The festival program has been released as a 106-page PDF document, which includes all exhibitions and an events schedule featuring free online artist talks and workshops. The booklet includes a link to all exhibitions and events, creating a smooth process to plan to view events and seamlessly jump over to the live stream.
And the winners are…
Sydney photographer, Fiona Wolf-Symeonides, won the Head On Portrait Award for her image, The gift, RHW 2020. The photo shows Wolf-Symeonides’ friend, Madeleine, a surrogate mother for a gay couple moments after giving birth. This was the photographer’s first time documenting a birth.
The photos description reads: ‘a modern family story of a girl born by a warrior woman to two loving dads, with the love and support of a wonderful family around them’.
Instead of awarding a second and third place, Head On now awards an Australian and International Runner-up. The Australian Portrait Award runner-up is filmmaker, Jon Frank, for his photo Yuendumu, Northern Territory, 2019, captured during a year he spent with the Warlpiri people.

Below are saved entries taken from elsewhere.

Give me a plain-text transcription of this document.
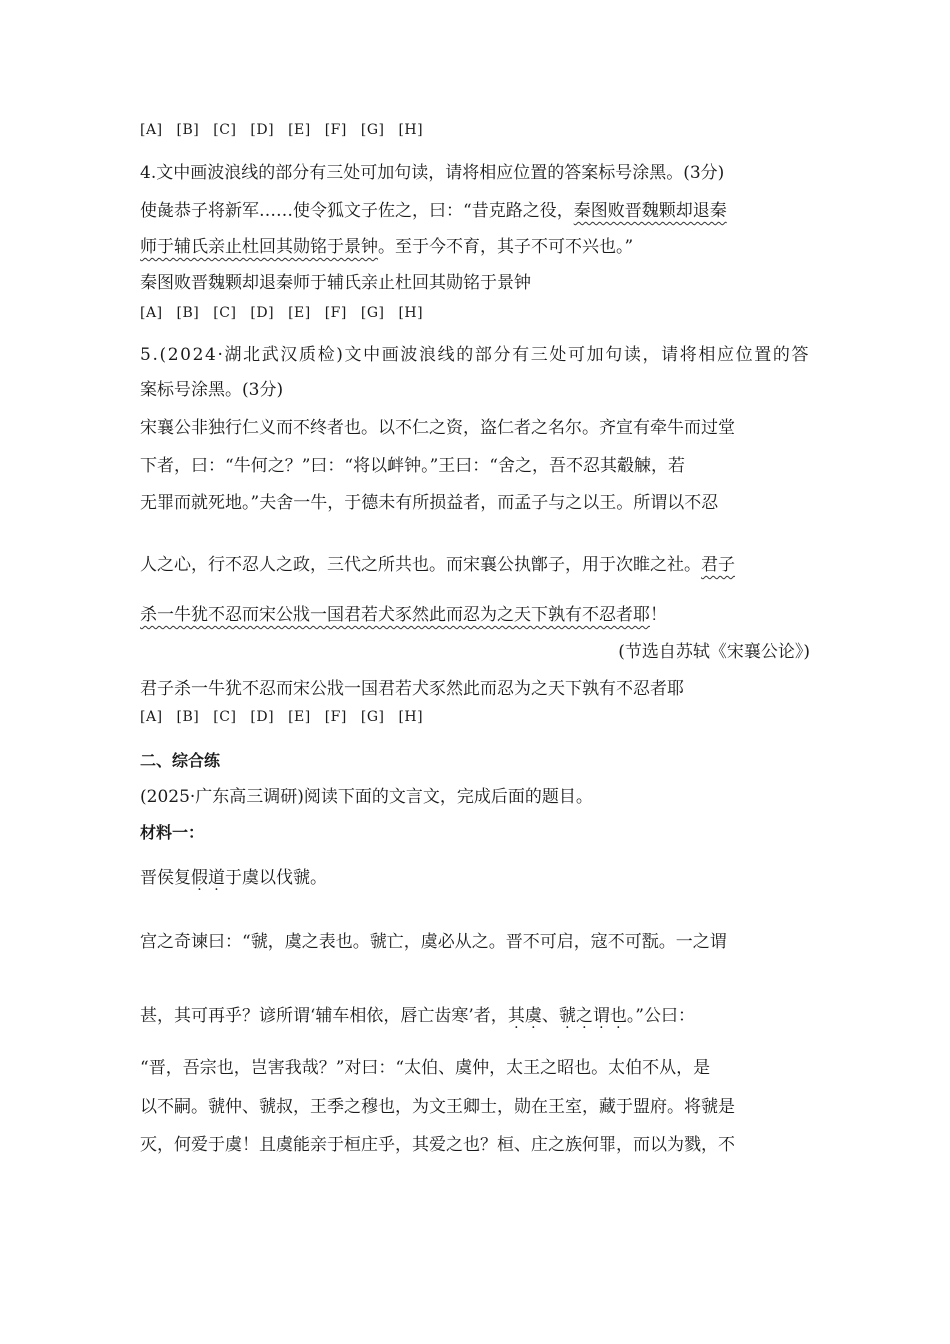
[A] [B] [C] [D] [E] [F] [G] [H]
4.文中画波浪线的部分有三处可加句读，请将相应位置的答案标号涂黑。(3分)
使彘恭子将新军……使令狐文子佐之，曰：“昔克路之役，秦图败晋魏颗却退秦
师于辅氏亲止杜回其勋铭于景钟。至于今不育，其子不可不兴也。”
秦图败晋魏颗却退秦师于辅氏亲止杜回其勋铭于景钟
[A] [B] [C] [D] [E] [F] [G] [H]
5.(2024·湖北武汉质检)文中画波浪线的部分有三处可加句读，请将相应位置的答
案标号涂黑。(3分)
宋襄公非独行仁义而不终者也。以不仁之资，盗仁者之名尔。齐宣有牵牛而过堂
下者，曰：“牛何之？”曰：“将以衅钟。”王曰：“舍之，吾不忍其觳觫，若
无罪而就死地。”夫舍一牛，于德未有所损益者，而孟子与之以王。所谓以不忍
人之心，行不忍人之政，三代之所共也。而宋襄公执鄫子，用于次睢之社。君子
杀一牛犹不忍而宋公戕一国君若犬豕然此而忍为之天下孰有不忍者耶！
(节选自苏轼《宋襄公论》)
君子杀一牛犹不忍而宋公戕一国君若犬豕然此而忍为之天下孰有不忍者耶
[A] [B] [C] [D] [E] [F] [G] [H]
二、综合练
(2025·广东高三调研)阅读下面的文言文，完成后面的题目。
材料一：
晋侯复假道于虞以伐虢。
宫之奇谏曰：“虢，虞之表也。虢亡，虞必从之。晋不可启，寇不可翫。一之谓
甚，其可再乎？谚所谓‘辅车相依，唇亡齿寒’者，其虞、虢之谓也。”公曰：
“晋，吾宗也，岂害我哉？”对曰：“太伯、虞仲，太王之昭也。太伯不从，是
以不嗣。虢仲、虢叔，王季之穆也，为文王卿士，勋在王室，藏于盟府。将虢是
灭，何爱于虞！且虞能亲于桓庄乎，其爱之也？桓、庄之族何罪，而以为戮，不
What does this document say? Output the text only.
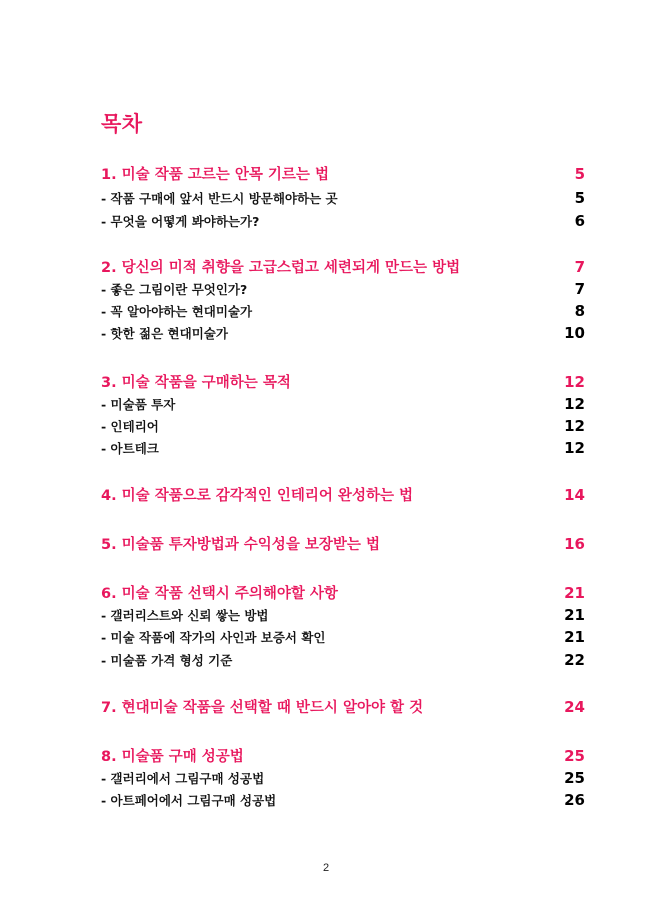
목차
1. 미술 작품 고르는 안목 기르는 법	5
- 작품 구매에 앞서 반드시 방문해야하는 곳	5
- 무엇을 어떻게 봐야하는가?	6
2. 당신의 미적 취향을 고급스럽고 세련되게 만드는 방법	7
- 좋은 그림이란 무엇인가?	7
- 꼭 알아야하는 현대미술가	8
- 핫한 젊은 현대미술가	10
3. 미술 작품을 구매하는 목적	12
- 미술품 투자	12
- 인테리어	12
- 아트테크	12
4. 미술 작품으로 감각적인 인테리어 완성하는 법	14
5. 미술품 투자방법과 수익성을 보장받는 법	16
6. 미술 작품 선택시 주의해야할 사항	21
- 갤러리스트와 신뢰 쌓는 방법	21
- 미술 작품에 작가의 사인과 보증서 확인	21
- 미술품 가격 형성 기준	22
7. 현대미술 작품을 선택할 때 반드시 알아야 할 것	24
8. 미술품 구매 성공법	25
- 갤러리에서 그림구매 성공법	25
- 아트페어에서 그림구매 성공법	26
2
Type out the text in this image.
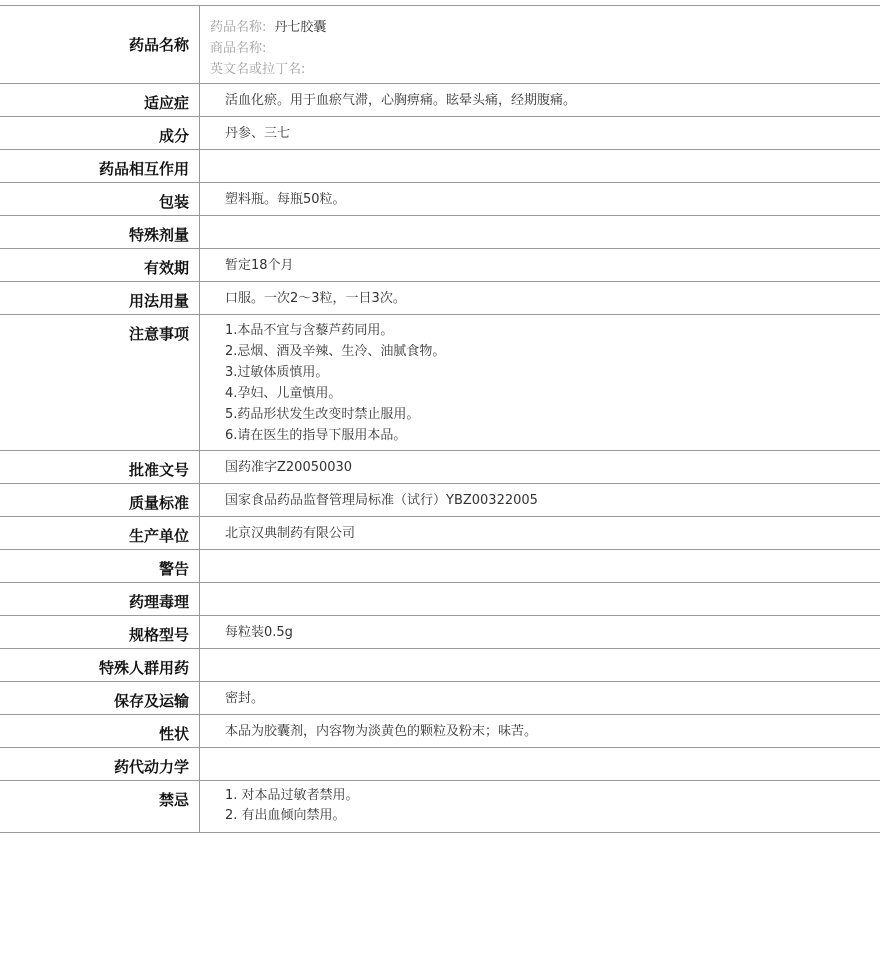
药品名称
药品名称: 丹七胶囊
商品名称:
英文名或拉丁名:
适应症	活血化瘀。用于血瘀气滞，心胸痹痛。眩晕头痛，经期腹痛。
成分	丹参、三七
药品相互作用
包装	塑料瓶。每瓶50粒。
特殊剂量
有效期	暂定18个月
用法用量	口服。一次2～3粒，一日3次。
注意事项	1.本品不宜与含藜芦药同用。
2.忌烟、酒及辛辣、生冷、油腻食物。
3.过敏体质慎用。
4.孕妇、儿童慎用。
5.药品形状发生改变时禁止服用。
6.请在医生的指导下服用本品。
批准文号	国药准字Z20050030
质量标准	国家食品药品监督管理局标准（试行）YBZ00322005
生产单位	北京汉典制药有限公司
警告
药理毒理
规格型号	每粒装0.5g
特殊人群用药
保存及运输	密封。
性状	本品为胶囊剂，内容物为淡黄色的颗粒及粉末；味苦。
药代动力学
禁忌	1. 对本品过敏者禁用。
2. 有出血倾向禁用。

The International Portrait Award runner-up is acclaimed Dutch photographer, Jouk Oosterhof, for Egbert. Oosterhof’s portrait of a toddler ‘draws on an old technique used for long exposures where children were held by their parents who were covered in decorative fabrics, to keep them in place and prevent blurry pictures’.
The winner of the 2020 Landscape Award is Mullengudgery-based teacher, Marcia Macmillan, who captured her daughter running towards a dust storm. Macmillan highlighted that she is ‘not a photographer’, and it was purely by chance she captured this award-winning moment.
The Australian Landscape Award runner-up is celebrated photojournalist, Nick Moir, for Run, which shows firefighters escaping the intense heat of the Green Wattle Creek fire in Orangeville during the devastating 2019/20 Australian bushfire season.
The International Landscape Award runner-up is English photographer, Paul Carruthers, for his photo Cheddar Gorge – Horseshoe Bend, a five-minute night-time exposure of the famous limestone gorge, once voted one of the seven wonders of Britain.
There are over 100 exhibitions and events, covering all styles and genres of photography. This year there is an impressive selection of shows by Australian photojournalists, documentary, landscape, and fine art photographers.
A handful of Australian shows:
– Some seriously iconic and memorable photos captured by Australian photojournalists are featured in Paper Tigers, an exhibition curated by Head On organisers which asked 60 leading photographers to provide an important image they captured;
– Social issues photographer, Belinda Mason, has captured powerful portraits of Australian indigenous women who are victims of violence for Blur Projects;
– Veteran conflict photographer, Tim Page, has provided his visual diary of the Vietnam War in Nam Contact;
Landscape photographers, Peter Eastway and Tony Hewitt, camped out somewhere in Middle Earth Middlehurst, a high country sheep station of New Zealand’s South Island, capturing dramatic large-format landscapes;
– Fremantle-based photographer, Odette Cavill, has taken a voyeuristic journey into change rooms while men try on vintage clothes in Change Room Series One. Having never been accused of over stepping boundaries, she can’t help but wonder if the roles were reversed, in this age of political correctness, would she be branded a ‘dirty old sleaze’. Most likely, she reckons, so does that make us a society of hypocrites?;
– Brian Cassey also explores the fallacies of politically correctness in ‘Me Too! Where the boys are… The girls are‘. He photographed male burlesque dancers, who perform for young women, and everyone behaves in ways which is in direct contrast to the #MeToo movement;
– Dave Tacon shines a lens on the great Chinese dream in Shanghai: Decadence with Chinese Characteristics. The rise of a wealthy younger class in China, thanks to aggressive economic expansion, has dramatically changed life for some in Shanghai. It’s all nightclubs and champagne.